Actuellement, les dossiers des prêtres et des autres clercs d’ordre inférieur relèvent des autorités ecclésiastiques locales.

Cependant, selon le droit canon, seul le pape peut exercer un jugement concernant les évêques. Avec des milliers d’évêques dans le monde, le Saint-Siège peine à faire régner la justice.

Parmi les autres points proposés par le cardinal américain, il est notamment question que les victimes et leur famille aient accès à du soutien psychologique financé par le diocèse de l’évêque accusé ; que des mécanismes protègent les délateurs ; que l’évêque soit retiré temporairement et publiquement de sa fonction si l’allégation a l’apparence de vérité ; et que les signalements ne soient pas entravés au sein de l’appareil catholique par le secret officiel.

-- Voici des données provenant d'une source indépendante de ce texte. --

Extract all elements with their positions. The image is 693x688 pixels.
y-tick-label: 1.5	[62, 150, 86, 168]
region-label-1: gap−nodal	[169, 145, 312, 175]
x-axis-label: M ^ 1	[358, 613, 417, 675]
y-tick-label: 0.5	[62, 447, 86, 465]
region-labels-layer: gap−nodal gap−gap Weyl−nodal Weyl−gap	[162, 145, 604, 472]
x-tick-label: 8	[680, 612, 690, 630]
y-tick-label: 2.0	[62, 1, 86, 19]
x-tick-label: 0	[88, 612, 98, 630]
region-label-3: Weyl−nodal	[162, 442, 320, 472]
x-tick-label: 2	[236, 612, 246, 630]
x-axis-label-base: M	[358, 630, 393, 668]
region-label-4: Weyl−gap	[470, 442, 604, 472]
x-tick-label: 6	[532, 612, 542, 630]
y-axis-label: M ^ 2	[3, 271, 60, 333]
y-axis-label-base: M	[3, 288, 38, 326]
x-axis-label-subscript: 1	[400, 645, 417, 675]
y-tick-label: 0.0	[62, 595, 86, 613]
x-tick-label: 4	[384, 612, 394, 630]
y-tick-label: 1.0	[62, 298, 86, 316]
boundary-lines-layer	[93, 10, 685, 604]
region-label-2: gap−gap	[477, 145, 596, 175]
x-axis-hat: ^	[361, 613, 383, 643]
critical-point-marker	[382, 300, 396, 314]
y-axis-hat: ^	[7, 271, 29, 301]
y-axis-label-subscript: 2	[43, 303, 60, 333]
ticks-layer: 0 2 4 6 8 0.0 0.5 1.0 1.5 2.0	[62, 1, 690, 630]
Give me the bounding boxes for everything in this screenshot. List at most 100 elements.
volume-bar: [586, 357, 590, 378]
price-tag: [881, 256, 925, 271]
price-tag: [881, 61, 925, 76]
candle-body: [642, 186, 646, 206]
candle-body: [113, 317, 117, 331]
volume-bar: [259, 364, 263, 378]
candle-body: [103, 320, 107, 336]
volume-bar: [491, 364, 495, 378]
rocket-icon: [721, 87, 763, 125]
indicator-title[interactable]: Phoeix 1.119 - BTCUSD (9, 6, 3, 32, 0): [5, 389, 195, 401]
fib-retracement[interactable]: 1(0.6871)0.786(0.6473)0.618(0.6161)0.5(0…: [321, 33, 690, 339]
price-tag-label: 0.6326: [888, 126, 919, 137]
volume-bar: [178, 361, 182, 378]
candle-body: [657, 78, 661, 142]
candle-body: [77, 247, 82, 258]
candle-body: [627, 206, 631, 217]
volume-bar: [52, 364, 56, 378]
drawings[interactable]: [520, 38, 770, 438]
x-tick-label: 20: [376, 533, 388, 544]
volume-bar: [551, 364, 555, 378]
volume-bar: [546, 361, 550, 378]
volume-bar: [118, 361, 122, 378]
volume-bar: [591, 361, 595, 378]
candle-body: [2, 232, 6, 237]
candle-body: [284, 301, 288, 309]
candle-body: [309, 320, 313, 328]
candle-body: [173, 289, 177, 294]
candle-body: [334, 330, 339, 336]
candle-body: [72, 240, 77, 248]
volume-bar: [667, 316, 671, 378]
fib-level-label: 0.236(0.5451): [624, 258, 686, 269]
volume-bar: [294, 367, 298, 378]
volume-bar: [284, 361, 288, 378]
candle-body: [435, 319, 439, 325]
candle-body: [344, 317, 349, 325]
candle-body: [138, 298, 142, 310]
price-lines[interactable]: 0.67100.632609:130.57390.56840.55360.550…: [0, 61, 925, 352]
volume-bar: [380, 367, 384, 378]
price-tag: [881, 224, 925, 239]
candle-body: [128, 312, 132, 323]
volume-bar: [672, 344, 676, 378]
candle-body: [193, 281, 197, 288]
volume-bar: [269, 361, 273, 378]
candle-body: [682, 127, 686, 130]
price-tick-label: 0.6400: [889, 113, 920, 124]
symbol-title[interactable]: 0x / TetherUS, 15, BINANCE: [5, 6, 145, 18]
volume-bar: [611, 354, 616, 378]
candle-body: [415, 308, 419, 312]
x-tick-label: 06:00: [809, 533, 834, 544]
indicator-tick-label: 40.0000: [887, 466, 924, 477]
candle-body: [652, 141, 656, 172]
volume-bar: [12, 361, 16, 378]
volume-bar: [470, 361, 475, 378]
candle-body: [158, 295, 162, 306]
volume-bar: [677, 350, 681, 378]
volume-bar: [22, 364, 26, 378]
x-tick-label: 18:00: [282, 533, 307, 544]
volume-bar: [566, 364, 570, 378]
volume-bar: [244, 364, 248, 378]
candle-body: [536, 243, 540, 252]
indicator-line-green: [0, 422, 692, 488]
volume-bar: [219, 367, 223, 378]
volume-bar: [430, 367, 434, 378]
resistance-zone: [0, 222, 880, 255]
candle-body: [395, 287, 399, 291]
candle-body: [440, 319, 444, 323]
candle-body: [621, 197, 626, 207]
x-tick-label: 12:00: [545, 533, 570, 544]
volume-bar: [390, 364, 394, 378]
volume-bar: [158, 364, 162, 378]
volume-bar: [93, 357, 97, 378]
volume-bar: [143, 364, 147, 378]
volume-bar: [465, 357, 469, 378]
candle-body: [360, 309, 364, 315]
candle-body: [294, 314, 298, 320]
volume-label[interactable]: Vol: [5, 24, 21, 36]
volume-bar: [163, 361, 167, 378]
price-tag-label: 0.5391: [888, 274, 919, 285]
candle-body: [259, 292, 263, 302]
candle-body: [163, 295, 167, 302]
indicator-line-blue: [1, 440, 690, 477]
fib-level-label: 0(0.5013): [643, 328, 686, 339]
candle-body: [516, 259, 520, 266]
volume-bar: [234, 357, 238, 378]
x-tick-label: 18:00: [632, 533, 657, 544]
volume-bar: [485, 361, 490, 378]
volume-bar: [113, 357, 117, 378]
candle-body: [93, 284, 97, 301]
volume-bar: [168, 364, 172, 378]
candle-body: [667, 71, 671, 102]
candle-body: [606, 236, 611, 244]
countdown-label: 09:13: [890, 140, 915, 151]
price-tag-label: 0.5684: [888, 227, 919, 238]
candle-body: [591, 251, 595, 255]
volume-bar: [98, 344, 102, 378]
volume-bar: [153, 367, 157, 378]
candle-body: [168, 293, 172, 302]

Ce cadre constituera-t-il les « mesures concrètes et efficaces » que le pape a promises jeudi ? Possible, car le cardinal Cupich est un proche allié du pape. François l’a choisi personnellement pour organiser le sommet en cours. C’est aussi lui qui l’avait nommé archevêque de Chicago en 2014, puis qui l’avait fait cardinal en 2016.

Inclure les laïcs

Le cardinal Cupich inclut parmi les principes guidant sa proposition l’écoutedes laïcs. Ce sont eux, souligne-t-il, qui ont mis au jour « la réalité horrible de l’abus du clergé ». Les pères et les mères des enfants agressés sexuellement y sont pour beaucoup.

« Ce témoignage de foi et de justice par les laïcs ne représente pas un défi conflictuel pour l’Église », mais plutôt une occasion à saisir. L’homme à la tête du troisième plus grand diocèse du monde propose donc d’inclure des femmes et des hommes laïcs « compétents » tout au long des enquêtes sur les affaires de nature sexuelle.

Le cardinal n’est toutefois pas allé aussi loin dans sa position qu’en octobre dernier. À la presse, il avait alors suggéré que les évêques cèdent carrément leur pouvoir à des enquêteurs laïques dans les dossiers d’abus sexuels. « Dans ce domaine, leur expertise et leur savoir dépassent de loin ceux des clercs ordonnés », disait-il.

Pour Solange Lefebvre, professeure à l’Institut d’études religieuses de l’Université de Montréal, les idées du cardinal Cupich sont intéressantes, mais ne représentent pas non plus une solution miracle. Les intervenants laïques impliqués dans les enquêtes seraient choisis par les évêques eux-mêmes, après tout. « Il faudrait qu’ils donnent la place à des experts réellement indépendants », pense-t-elle.

Il n’est pas prévu que le sommet, qui sera couronné par un discours du pape dimanche, débouche sur un texte officiel dans l’immédiat. Il était néanmoins essentiel de tenir cette réunion au plus tôt, croit Mme Lefebvre, car malgré les politiques adoptées lors des deux dernières décennies dans le monde catholique, des cas d’abus sexuels sur des mineurs continuent de passer sous le tapis. Le Vatican semble finalement en avoir pris acte.

« La convocation du sommet, à la base, était un aveu d’échec », estime même la théologienne.